When you hear about the existence of the federal gift tax, you may wonder if it is possible to give tax-free gifts to your children. The answer is yes and no.
A Look at the Gift Tax
The gift tax exists to close a loophole. The estate tax was first implemented in 1916. Originally, there was no gift tax to go along with it. As a result, people who were exposed to the estate tax gave away assets while they were living to avoid the death tax.
As a response, the gift tax was implemented a few years later. After a brief repeal it returned, and it has been in place ever since.
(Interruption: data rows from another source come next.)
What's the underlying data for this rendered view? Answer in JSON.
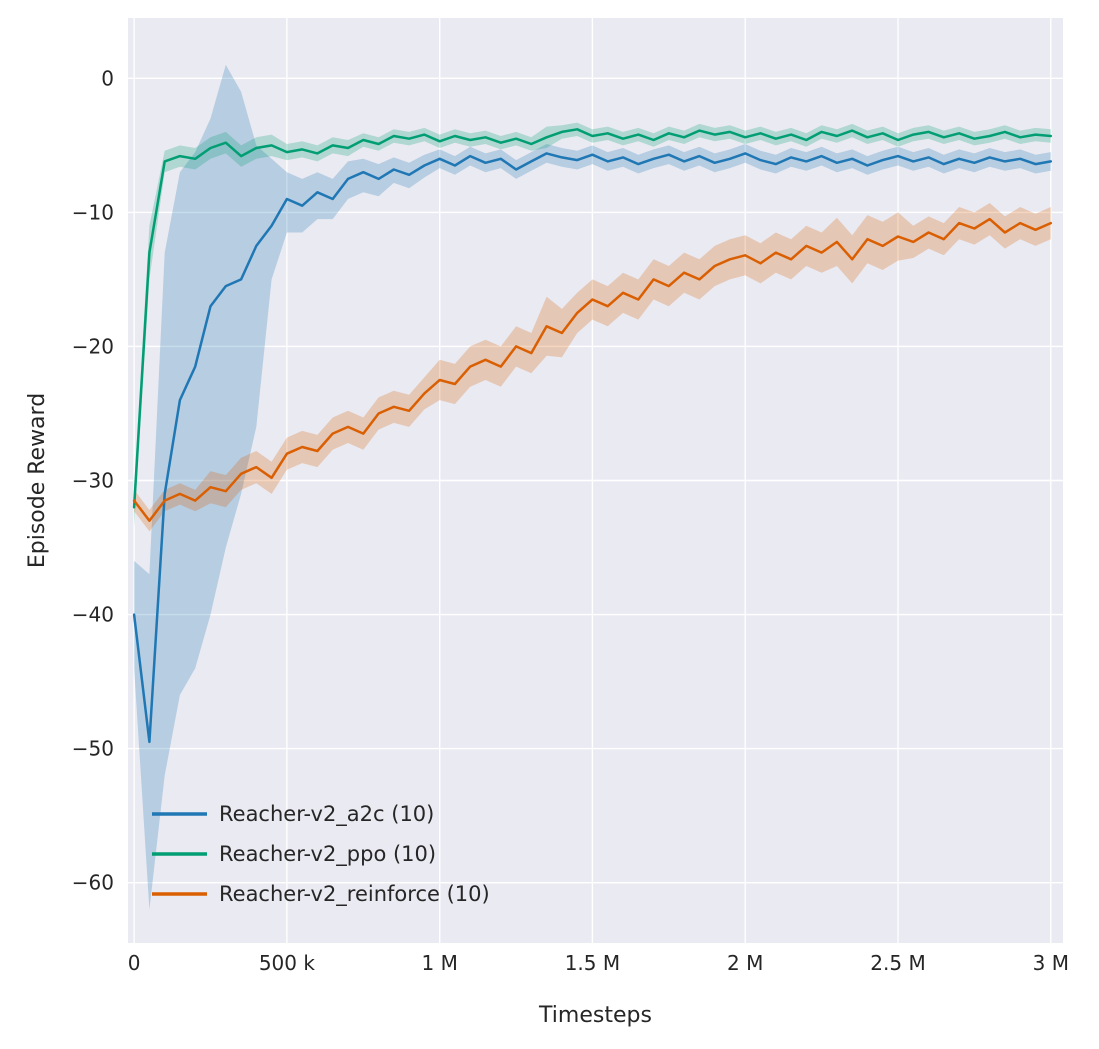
{
  "style": {
    "figure_bg": "#ffffff",
    "plot_bg": "#eaeaf2",
    "grid_color": "#ffffff",
    "text_color": "#262626",
    "band_alpha": 0.25,
    "line_width": 2.5
  },
  "chart_data": {
    "type": "line",
    "title": "",
    "xlabel": "Timesteps",
    "ylabel": "Episode Reward",
    "grid": true,
    "legend_position": "lower left",
    "xlim": [
      -20000,
      3040000
    ],
    "ylim": [
      -64.5,
      4.5
    ],
    "x_ticks": [
      {
        "v": 0,
        "label": "0"
      },
      {
        "v": 500000,
        "label": "500 k"
      },
      {
        "v": 1000000,
        "label": "1 M"
      },
      {
        "v": 1500000,
        "label": "1.5 M"
      },
      {
        "v": 2000000,
        "label": "2 M"
      },
      {
        "v": 2500000,
        "label": "2.5 M"
      },
      {
        "v": 3000000,
        "label": "3 M"
      }
    ],
    "y_ticks": [
      {
        "v": 0,
        "label": "0"
      },
      {
        "v": -10,
        "label": "−10"
      },
      {
        "v": -20,
        "label": "−20"
      },
      {
        "v": -30,
        "label": "−30"
      },
      {
        "v": -40,
        "label": "−40"
      },
      {
        "v": -50,
        "label": "−50"
      },
      {
        "v": -60,
        "label": "−60"
      }
    ],
    "x": [
      0,
      50000,
      100000,
      150000,
      200000,
      250000,
      300000,
      350000,
      400000,
      450000,
      500000,
      550000,
      600000,
      650000,
      700000,
      750000,
      800000,
      850000,
      900000,
      950000,
      1000000,
      1050000,
      1100000,
      1150000,
      1200000,
      1250000,
      1300000,
      1350000,
      1400000,
      1450000,
      1500000,
      1550000,
      1600000,
      1650000,
      1700000,
      1750000,
      1800000,
      1850000,
      1900000,
      1950000,
      2000000,
      2050000,
      2100000,
      2150000,
      2200000,
      2250000,
      2300000,
      2350000,
      2400000,
      2450000,
      2500000,
      2550000,
      2600000,
      2650000,
      2700000,
      2750000,
      2800000,
      2850000,
      2900000,
      2950000,
      3000000
    ],
    "series": [
      {
        "id": "a2c",
        "name": "Reacher-v2_a2c (10)",
        "color": "#1f77b4",
        "values": [
          -40,
          -49.5,
          -31,
          -24,
          -21.5,
          -17,
          -15.5,
          -15,
          -12.5,
          -11,
          -9,
          -9.5,
          -8.5,
          -9,
          -7.5,
          -7,
          -7.5,
          -6.8,
          -7.2,
          -6.5,
          -6.0,
          -6.5,
          -5.8,
          -6.3,
          -6.0,
          -6.8,
          -6.2,
          -5.6,
          -5.9,
          -6.1,
          -5.7,
          -6.2,
          -5.9,
          -6.4,
          -6.0,
          -5.7,
          -6.2,
          -5.8,
          -6.3,
          -6.0,
          -5.6,
          -6.1,
          -6.4,
          -5.9,
          -6.2,
          -5.8,
          -6.3,
          -6.0,
          -6.5,
          -6.1,
          -5.8,
          -6.2,
          -5.9,
          -6.4,
          -6.0,
          -6.3,
          -5.9,
          -6.2,
          -6.0,
          -6.4,
          -6.2
        ],
        "band_lo": [
          -44,
          -62,
          -52,
          -46,
          -44,
          -40,
          -35,
          -31,
          -26,
          -15,
          -11.5,
          -11.5,
          -10.5,
          -10.5,
          -9,
          -8.5,
          -8.8,
          -7.8,
          -8.2,
          -7.4,
          -6.7,
          -7.2,
          -6.5,
          -7.0,
          -6.7,
          -7.5,
          -6.9,
          -6.3,
          -6.6,
          -6.8,
          -6.4,
          -6.9,
          -6.6,
          -7.1,
          -6.7,
          -6.4,
          -6.9,
          -6.5,
          -7.0,
          -6.7,
          -6.3,
          -6.8,
          -7.1,
          -6.6,
          -6.9,
          -6.5,
          -7.0,
          -6.7,
          -7.2,
          -6.8,
          -6.5,
          -6.9,
          -6.6,
          -7.1,
          -6.7,
          -7.0,
          -6.6,
          -6.9,
          -6.7,
          -7.1,
          -6.9
        ],
        "band_hi": [
          -36,
          -37,
          -13,
          -7,
          -5.5,
          -3,
          1,
          -1,
          -5,
          -6,
          -7,
          -7.5,
          -7,
          -7.5,
          -6.2,
          -6,
          -6.4,
          -5.9,
          -6.3,
          -5.7,
          -5.3,
          -5.8,
          -5.1,
          -5.6,
          -5.3,
          -6.1,
          -5.5,
          -4.9,
          -5.2,
          -5.4,
          -5.0,
          -5.5,
          -5.2,
          -5.7,
          -5.3,
          -5.0,
          -5.5,
          -5.1,
          -5.6,
          -5.3,
          -4.9,
          -5.4,
          -5.7,
          -5.2,
          -5.5,
          -5.1,
          -5.6,
          -5.3,
          -5.8,
          -5.4,
          -5.1,
          -5.5,
          -5.2,
          -5.7,
          -5.3,
          -5.6,
          -5.2,
          -5.5,
          -5.3,
          -5.7,
          -5.5
        ]
      },
      {
        "id": "ppo",
        "name": "Reacher-v2_ppo (10)",
        "color": "#029e73",
        "values": [
          -32,
          -13,
          -6.2,
          -5.8,
          -6.0,
          -5.2,
          -4.8,
          -5.8,
          -5.2,
          -5.0,
          -5.5,
          -5.3,
          -5.6,
          -5.0,
          -5.2,
          -4.6,
          -4.9,
          -4.3,
          -4.5,
          -4.2,
          -4.7,
          -4.3,
          -4.6,
          -4.4,
          -4.8,
          -4.5,
          -4.9,
          -4.4,
          -4.0,
          -3.8,
          -4.3,
          -4.1,
          -4.5,
          -4.2,
          -4.6,
          -4.1,
          -4.4,
          -3.9,
          -4.2,
          -4.0,
          -4.4,
          -4.1,
          -4.5,
          -4.2,
          -4.6,
          -4.0,
          -4.3,
          -3.9,
          -4.4,
          -4.1,
          -4.6,
          -4.2,
          -4.0,
          -4.4,
          -4.1,
          -4.5,
          -4.3,
          -4.0,
          -4.4,
          -4.2,
          -4.3
        ],
        "band": [
          1.5,
          2.0,
          0.8,
          0.8,
          0.8,
          0.8,
          0.8,
          0.8,
          0.8,
          0.8,
          0.6,
          0.6,
          0.6,
          0.6,
          0.6,
          0.5,
          0.5,
          0.5,
          0.5,
          0.5,
          0.5,
          0.5,
          0.5,
          0.5,
          0.5,
          0.5,
          0.5,
          0.8,
          0.5,
          0.5,
          0.5,
          0.5,
          0.5,
          0.5,
          0.5,
          0.5,
          0.5,
          0.5,
          0.5,
          0.5,
          0.5,
          0.5,
          0.5,
          0.5,
          0.5,
          0.5,
          0.5,
          0.5,
          0.5,
          0.5,
          0.5,
          0.5,
          0.5,
          0.5,
          0.5,
          0.5,
          0.5,
          0.5,
          0.5,
          0.5,
          0.5
        ]
      },
      {
        "id": "reinforce",
        "name": "Reacher-v2_reinforce (10)",
        "color": "#d95f02",
        "values": [
          -31.5,
          -33,
          -31.5,
          -31,
          -31.5,
          -30.5,
          -30.8,
          -29.5,
          -29,
          -29.8,
          -28,
          -27.5,
          -27.8,
          -26.5,
          -26,
          -26.5,
          -25,
          -24.5,
          -24.8,
          -23.5,
          -22.5,
          -22.8,
          -21.5,
          -21,
          -21.5,
          -20,
          -20.5,
          -18.5,
          -19,
          -17.5,
          -16.5,
          -17,
          -16,
          -16.5,
          -15,
          -15.5,
          -14.5,
          -15,
          -14,
          -13.5,
          -13.2,
          -13.8,
          -13,
          -13.5,
          -12.5,
          -13,
          -12.2,
          -13.5,
          -12,
          -12.5,
          -11.8,
          -12.2,
          -11.5,
          -12,
          -10.8,
          -11.2,
          -10.5,
          -11.5,
          -10.8,
          -11.3,
          -10.8
        ],
        "band": [
          0.8,
          0.8,
          0.8,
          0.8,
          0.8,
          1.2,
          1.2,
          1.2,
          1.2,
          1.2,
          1.2,
          1.2,
          1.2,
          1.2,
          1.2,
          1.2,
          1.2,
          1.2,
          1.2,
          1.2,
          1.5,
          1.5,
          1.5,
          1.5,
          1.5,
          1.5,
          1.5,
          2.2,
          1.8,
          1.5,
          1.5,
          1.5,
          1.5,
          1.5,
          1.5,
          1.5,
          1.5,
          1.5,
          1.5,
          1.5,
          1.5,
          1.5,
          1.5,
          1.5,
          1.5,
          1.5,
          1.8,
          1.8,
          1.8,
          1.8,
          1.8,
          1.2,
          1.2,
          1.2,
          1.2,
          1.2,
          1.2,
          1.2,
          1.2,
          1.2,
          1.2
        ]
      }
    ],
    "legend": [
      {
        "label": "Reacher-v2_a2c (10)",
        "color": "#1f77b4"
      },
      {
        "label": "Reacher-v2_ppo (10)",
        "color": "#029e73"
      },
      {
        "label": "Reacher-v2_reinforce (10)",
        "color": "#d95f02"
      }
    ]
  }
}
When you give gifts to your children they are taxable, but there are credits or exclusions. The only relative that you have that is completely exempt from the gift tax is your spouse. You can give unlimited gifts to your spouse free of transfer taxes.
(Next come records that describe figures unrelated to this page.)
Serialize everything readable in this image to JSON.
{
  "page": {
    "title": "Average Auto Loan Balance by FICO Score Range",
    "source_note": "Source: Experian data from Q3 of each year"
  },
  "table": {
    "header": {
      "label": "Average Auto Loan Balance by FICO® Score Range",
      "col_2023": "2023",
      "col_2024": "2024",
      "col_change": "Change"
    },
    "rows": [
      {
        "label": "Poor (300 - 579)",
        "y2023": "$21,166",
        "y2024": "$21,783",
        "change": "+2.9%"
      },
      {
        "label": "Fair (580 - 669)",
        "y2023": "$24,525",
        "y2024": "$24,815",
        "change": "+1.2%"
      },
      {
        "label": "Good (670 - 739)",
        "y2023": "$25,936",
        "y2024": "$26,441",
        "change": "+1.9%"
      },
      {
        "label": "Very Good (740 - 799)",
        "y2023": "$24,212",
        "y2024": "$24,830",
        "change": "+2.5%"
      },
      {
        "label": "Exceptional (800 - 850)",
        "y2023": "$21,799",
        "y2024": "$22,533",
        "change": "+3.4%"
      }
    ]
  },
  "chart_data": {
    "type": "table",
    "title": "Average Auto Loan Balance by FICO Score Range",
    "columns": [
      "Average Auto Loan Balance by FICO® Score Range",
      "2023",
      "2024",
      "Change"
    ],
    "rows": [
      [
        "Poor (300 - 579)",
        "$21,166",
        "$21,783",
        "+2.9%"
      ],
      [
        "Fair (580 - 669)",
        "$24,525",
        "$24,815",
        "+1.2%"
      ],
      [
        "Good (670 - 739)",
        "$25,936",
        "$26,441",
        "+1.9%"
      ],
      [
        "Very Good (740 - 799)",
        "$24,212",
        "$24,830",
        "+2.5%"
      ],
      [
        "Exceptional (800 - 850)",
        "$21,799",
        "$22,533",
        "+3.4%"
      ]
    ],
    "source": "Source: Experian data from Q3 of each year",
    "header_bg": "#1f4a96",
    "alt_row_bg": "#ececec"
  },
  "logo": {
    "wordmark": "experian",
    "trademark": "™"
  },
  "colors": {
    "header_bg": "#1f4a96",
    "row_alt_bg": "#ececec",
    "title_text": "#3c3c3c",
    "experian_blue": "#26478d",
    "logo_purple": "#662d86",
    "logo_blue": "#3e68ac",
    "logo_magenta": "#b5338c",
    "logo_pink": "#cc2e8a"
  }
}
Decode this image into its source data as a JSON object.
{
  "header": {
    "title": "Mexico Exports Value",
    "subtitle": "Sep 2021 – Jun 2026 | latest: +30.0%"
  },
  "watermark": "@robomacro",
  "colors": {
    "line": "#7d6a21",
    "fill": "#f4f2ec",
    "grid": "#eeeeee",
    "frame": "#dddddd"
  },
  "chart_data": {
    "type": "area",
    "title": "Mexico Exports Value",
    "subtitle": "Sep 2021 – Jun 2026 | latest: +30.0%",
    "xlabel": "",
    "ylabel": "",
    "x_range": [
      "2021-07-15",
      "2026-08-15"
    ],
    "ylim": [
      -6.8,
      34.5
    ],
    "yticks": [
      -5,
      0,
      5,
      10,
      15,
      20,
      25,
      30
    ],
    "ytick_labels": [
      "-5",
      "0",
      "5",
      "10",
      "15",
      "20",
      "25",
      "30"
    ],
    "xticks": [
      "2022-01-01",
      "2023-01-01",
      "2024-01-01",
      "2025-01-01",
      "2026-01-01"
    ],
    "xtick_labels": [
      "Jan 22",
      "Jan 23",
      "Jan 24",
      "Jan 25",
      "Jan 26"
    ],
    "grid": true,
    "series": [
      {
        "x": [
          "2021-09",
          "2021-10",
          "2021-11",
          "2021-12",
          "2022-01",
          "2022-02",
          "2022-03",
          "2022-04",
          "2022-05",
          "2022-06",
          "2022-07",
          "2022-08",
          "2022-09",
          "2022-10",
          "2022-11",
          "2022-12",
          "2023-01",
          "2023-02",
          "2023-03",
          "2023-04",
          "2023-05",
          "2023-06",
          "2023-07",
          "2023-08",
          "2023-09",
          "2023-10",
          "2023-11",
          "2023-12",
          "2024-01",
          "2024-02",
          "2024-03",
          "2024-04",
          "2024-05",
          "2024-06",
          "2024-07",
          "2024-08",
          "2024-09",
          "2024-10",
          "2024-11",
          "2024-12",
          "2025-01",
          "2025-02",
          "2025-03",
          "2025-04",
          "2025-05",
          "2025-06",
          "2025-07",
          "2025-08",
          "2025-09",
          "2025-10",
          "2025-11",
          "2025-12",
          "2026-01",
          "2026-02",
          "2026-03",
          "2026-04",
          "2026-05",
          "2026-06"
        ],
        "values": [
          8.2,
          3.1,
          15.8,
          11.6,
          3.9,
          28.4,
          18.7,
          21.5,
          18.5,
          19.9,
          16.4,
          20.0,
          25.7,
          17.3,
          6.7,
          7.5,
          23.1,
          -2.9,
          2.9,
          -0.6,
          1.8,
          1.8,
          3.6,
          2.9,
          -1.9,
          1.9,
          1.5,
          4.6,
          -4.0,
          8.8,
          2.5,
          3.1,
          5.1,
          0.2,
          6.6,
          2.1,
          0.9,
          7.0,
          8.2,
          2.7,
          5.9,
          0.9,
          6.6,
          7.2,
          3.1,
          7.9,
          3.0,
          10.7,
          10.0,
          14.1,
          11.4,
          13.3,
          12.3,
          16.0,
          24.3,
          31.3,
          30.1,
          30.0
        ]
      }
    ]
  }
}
Unified Gift and Estate Tax Exclusion
The gift tax and the estate tax are unified, and there is a unified credit or exclusion. The amount of this exclusion in 2014 is $5.34 million.
You could arrange for a total of as much as $5.34 million to be transferred tax-free, whether the transfers take place while you are living or after you pass away. This is why most people don’t have to worry about transfer taxes.
Annual Gift Tax Exclusion
In addition to the unified lifetime gift and estate tax exclusion, there is an annual gift tax exclusion. This exclusion allows each taxpayer to give as much as $14,000 to any number of individual gift recipients within a calendar year free of the gift tax.
To be absolutely clear, gifts that you give using this annual gift tax exclusion would not reduce the amount of your available unified gift and estate tax exclusion. You would only be using a portion of your unified lifetime exclusion if you gave a tax-free gift to someone within a calendar year that exceeded $14,000 in value.
Getting back to the question of whether or not you can give tax-free gifts to your children, you could certainly do this using the annual gift tax exclusion, even if you are ultimately going to be exposed to the estate tax.
Utilization of this annual gift tax exclusion is something that is commonly done by those who are looking for tax efficiency. You can use the annual exclusion to give gifts over an extended period of time in a tax-free manner.
When you do this you are getting money into the hands of those who would otherwise be inheriting it tax-free. As you do so, you are reducing the value of your estate, and this has positive long-term tax consequences.